The Information Technology Industry Council (ITIC) on Thursday objected to weakening encryption used on smartphones, even as some officials in Washington favor doing so.
"After a horrific tragedy like the Paris attacks, we naturally search for solutions: weakening encryption is not a solution," said Dean Garfield, president of ITIC, in a statement provided to Reuters late Thursday.
The ITIC represents 63 major tech firms, includingApple, Google and Microsoft.
Some experts and lawmakers have said Apple and Google, especially, should find ways to provide decryption keys for recent iPhones and Android phones that provide disk-level encryption. Those calls have grown louder in the wake of last week's terrorist attacks in Paris.
Apple has been especially defensive about that feature as a way to protect user privacy, noting a year ago that the decryption keys are only kept on a user's iPhone, out of the company's reach. That feature means that Apple would have to restructure how iOS works, not merely share keys that it has no access to.

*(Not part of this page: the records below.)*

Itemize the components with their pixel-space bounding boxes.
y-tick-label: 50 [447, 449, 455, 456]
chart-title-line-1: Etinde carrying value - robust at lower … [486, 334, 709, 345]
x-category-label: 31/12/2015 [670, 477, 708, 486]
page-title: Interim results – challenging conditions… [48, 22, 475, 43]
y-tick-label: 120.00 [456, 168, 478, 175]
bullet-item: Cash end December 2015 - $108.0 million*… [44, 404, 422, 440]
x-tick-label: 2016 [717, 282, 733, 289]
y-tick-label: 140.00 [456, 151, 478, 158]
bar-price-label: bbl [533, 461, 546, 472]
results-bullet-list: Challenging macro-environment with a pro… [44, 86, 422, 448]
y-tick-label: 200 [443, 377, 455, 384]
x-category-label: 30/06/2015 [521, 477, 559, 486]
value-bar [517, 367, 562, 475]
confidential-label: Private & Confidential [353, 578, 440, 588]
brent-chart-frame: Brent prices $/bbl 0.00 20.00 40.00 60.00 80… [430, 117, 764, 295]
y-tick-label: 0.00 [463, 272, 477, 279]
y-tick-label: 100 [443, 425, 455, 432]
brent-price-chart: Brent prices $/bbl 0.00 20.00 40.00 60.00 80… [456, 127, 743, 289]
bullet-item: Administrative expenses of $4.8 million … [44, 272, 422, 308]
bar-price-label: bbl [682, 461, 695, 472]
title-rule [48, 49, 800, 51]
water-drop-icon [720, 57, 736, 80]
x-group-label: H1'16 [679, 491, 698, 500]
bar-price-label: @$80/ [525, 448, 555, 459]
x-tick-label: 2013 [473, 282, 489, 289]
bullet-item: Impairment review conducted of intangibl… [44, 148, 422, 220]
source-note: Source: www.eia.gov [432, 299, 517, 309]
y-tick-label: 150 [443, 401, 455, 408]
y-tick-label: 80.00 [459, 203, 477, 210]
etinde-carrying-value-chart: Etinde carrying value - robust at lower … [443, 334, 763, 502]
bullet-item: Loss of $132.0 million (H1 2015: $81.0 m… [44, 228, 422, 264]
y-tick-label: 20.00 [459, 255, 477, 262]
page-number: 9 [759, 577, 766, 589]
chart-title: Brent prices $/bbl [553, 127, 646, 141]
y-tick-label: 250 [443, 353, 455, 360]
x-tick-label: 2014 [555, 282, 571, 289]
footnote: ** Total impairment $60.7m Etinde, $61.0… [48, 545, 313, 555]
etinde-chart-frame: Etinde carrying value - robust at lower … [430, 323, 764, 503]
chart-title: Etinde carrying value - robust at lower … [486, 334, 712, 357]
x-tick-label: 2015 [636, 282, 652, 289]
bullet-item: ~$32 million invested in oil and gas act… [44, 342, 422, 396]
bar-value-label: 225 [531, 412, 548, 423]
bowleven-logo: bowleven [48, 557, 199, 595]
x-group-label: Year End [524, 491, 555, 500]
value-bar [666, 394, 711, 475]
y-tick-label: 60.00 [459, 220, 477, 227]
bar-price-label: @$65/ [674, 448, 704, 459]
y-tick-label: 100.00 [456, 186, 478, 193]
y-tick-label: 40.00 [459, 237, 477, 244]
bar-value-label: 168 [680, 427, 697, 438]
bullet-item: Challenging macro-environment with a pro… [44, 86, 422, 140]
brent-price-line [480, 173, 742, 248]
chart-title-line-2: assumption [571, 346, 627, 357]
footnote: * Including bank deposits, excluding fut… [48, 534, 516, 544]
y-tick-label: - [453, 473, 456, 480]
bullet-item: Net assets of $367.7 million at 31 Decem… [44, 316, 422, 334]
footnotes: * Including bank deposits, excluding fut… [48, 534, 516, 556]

Both Apple and Google have not commented on their views since the Paris attacks by ISIS that killed 129 people. Some companies have moved in recent days to shut down ISIS' online access to encrypted channels.
Members of the U.S. Senate Intelligence Committee have urged tech companies to help find ways to work around encrypted messages used by terrorists. Some officials, including FBI Director James Comey, have suggested updating the 1994 Communications Assistance for Law Enforcement Act (CALEA) to allow surveillance of new technologies such as email, Internet messages and social networking sites with a warrant from a judge.
It remains unclear how a CALEA update would allow the breaking of encryption on smartphones and in smartphone encryption apps.
The leaders of the Intelligence Committee have called for hearings and possible legislation. Former Defense Secretary Robert Gates on Thursday urged Congress and President Obama to ask the National Security Agency for insights on "adding capabilities in tracking potential terror plots" and said that Obama needs to have a "heart-to-heart talk" with tech companies to seek their help in working around encryption.
Even though official pressure is mounting, some privacy advocates have termed the renewed call to weaken encryption a smokescreen that could lessen privacy. Officials have not confirmed that encryption thwarted the tracking of ISIS members prior to the Paris attacks, they noted.